Dodici ore di pioggia e il Veneto torna indietro di cinque mesi: a mollo fisicamente, dopo l’alluvione di inutili parole e di sterili promesse seguita a quella fisica registrata nell’ottobre scorso.
Ma la cosa peggiore è che nulla o quasi è cambiato rispetto a un tempo molto più remoto: il tragico autunno del 1966, con l’immagine-emblema di una Venezia finita sott’acqua, e con mezza regione devastata.
L’aveva già spiegato a chiare lettere, e l’ha ribadito in queste ore, uno dei massimi esperti, come sempre inascoltato. “Non è un problema nuovo, lo conosciamo bene fin dal 1966; e all’epoca avevamo anche spiegato cosa bisognava fare per evitare analoghe calamità”, sottolinea Luigi D’Alpaos, che insegna Idrodinamica alla facoltà di Ingegneria dell’università di Padova. E del quale ci si è ricordati nell’ottobre scorso, di fronte alla nuova alluvione: quarantacinque anni fa, aveva fatto parte del gruppo di esperti che aveva studiato il disastro, e proposto i rimedi.
Dal Bacchiglione salito a livelli di guardia nel centro di Vicenza, agli smottamenti registrati sui Colli Euganei, le cronache di queste ore ripropongono, insieme, la conta dei danni e la denuncia dell’inerzia. Impietosamente denunciata, quest’ultima, qualche settimana fa da un gruppo bi-partisan di sindaci padovani, con una lettera da cui si ricavava che dei fondi promessi si erano viste solo le briciole, e, soprattutto, che gli interventi erano di fatto bloccati; inclusi quelli di ripristino degli argini smantellati dalla furia dei fiumi.
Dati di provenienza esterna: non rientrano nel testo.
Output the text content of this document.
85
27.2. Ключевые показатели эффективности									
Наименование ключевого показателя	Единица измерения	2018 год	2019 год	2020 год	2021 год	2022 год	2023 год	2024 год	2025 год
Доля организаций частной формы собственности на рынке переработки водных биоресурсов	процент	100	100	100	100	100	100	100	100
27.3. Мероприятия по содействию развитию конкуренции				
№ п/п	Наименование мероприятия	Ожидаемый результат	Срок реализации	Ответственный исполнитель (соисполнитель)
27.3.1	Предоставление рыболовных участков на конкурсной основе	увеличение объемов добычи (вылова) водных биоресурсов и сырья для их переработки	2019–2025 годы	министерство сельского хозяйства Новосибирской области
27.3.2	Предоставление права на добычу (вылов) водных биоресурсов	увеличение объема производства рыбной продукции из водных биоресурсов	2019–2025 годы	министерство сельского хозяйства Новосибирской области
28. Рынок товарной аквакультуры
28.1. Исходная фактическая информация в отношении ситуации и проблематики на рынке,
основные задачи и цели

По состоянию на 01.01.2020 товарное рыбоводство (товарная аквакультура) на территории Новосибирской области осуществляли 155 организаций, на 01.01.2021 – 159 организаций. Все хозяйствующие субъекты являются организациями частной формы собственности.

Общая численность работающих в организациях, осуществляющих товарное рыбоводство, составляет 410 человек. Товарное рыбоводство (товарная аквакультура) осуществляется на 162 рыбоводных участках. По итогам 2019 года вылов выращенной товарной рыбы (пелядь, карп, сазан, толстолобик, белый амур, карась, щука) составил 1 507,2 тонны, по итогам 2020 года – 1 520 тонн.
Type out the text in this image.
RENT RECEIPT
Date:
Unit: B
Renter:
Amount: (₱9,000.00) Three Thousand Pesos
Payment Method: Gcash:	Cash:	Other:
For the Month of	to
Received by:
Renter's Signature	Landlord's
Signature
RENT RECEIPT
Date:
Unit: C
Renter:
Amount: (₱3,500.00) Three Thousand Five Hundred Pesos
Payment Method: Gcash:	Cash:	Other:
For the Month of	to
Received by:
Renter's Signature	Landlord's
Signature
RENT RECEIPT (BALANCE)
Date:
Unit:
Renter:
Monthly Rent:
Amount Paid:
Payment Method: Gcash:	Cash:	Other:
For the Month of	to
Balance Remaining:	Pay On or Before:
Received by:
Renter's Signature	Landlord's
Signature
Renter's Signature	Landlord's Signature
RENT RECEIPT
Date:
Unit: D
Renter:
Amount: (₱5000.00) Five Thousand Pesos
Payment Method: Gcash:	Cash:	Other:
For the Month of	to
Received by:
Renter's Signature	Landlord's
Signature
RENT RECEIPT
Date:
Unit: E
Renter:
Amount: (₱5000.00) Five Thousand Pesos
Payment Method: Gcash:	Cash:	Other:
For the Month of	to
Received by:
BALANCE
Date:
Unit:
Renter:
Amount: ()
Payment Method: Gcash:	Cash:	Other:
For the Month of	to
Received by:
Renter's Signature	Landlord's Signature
Quale sia l’esatta fotografia del Veneto che rischia di finire sommerso e devastato, d’altra parte, l’ha indicato da tempo un rapporto di Legambiente: 161 Comuni su 581 (dunque oltre uno su quattro) in condizioni critiche, di cui 108 a rischio alluvione e 41 a rischio frane; 12, in particolare, minacciati da entrambe. Servirebbero 2 miliardi e mezzo di euro per riparare i danni dell’ottobre scorso e mettere in sicurezza il territorio.
Ma ad oggi gli unici soldi sono i 300 milioni che l’accoppiata Berlusconi & Bossi era venuta a promettere di persona, oltretutto con un ritardo di giorni e dopo essersi concessa un tranquillo week-end, nell’ennesima passerella mediatica. Di quelle briciole è arrivata appena la metà; e pure questa mancia viene erogata con esasperante lentezza. Al punto che Giovanni Miozzi, presidente Pdl della Provincia di Verona, l’altro ieri ha tuonato: “Adesso voglio la testa di qualcuno, chi ha dormito vada a casa”. Uno sfogo dettato dal primo parziale, ma già micidiale, bollettino dal fronte scaligero: l’esondazione dei fiumi Alpone e Tramigna, con una ventina di sfollati.
Il fatto è che per mettere in moto i cantieri richiesti dai danni di ottobre gli uffici hanno avviato la consueta esasperante trafila burocratica, fatta di timbri, carte bollate, permessi da firmare, circolari e quant’altro. Peccato che il meteo abbia il difetto di prescindere dalle scartoffie e dalle procedure, e che in queste ore abbia presentato un nuovo conto, sia pure parziale.
Il presidente della Regione Zaia spiega che sono già stati erogati acconti per un importo del 30% (poche decine di milioni) ai sindaci, e che oggi i soldi in cassa sono 150 milioni. Con i quali bisognerebbe sistemare argini, organizzare bacini, allestire casse di espansione: cifra ridicola per un compito del genere, e, soprattutto, per quell’organico progetto di ingegneria idraulica di cui il Veneto avrebbe vitale bisogno dal 1966, come segnalato dal professor D’Alpaos.
Quanta acqua dovrà passare, ahimè non sotto i ponti ma sopra, prima che chi di dovere capisca?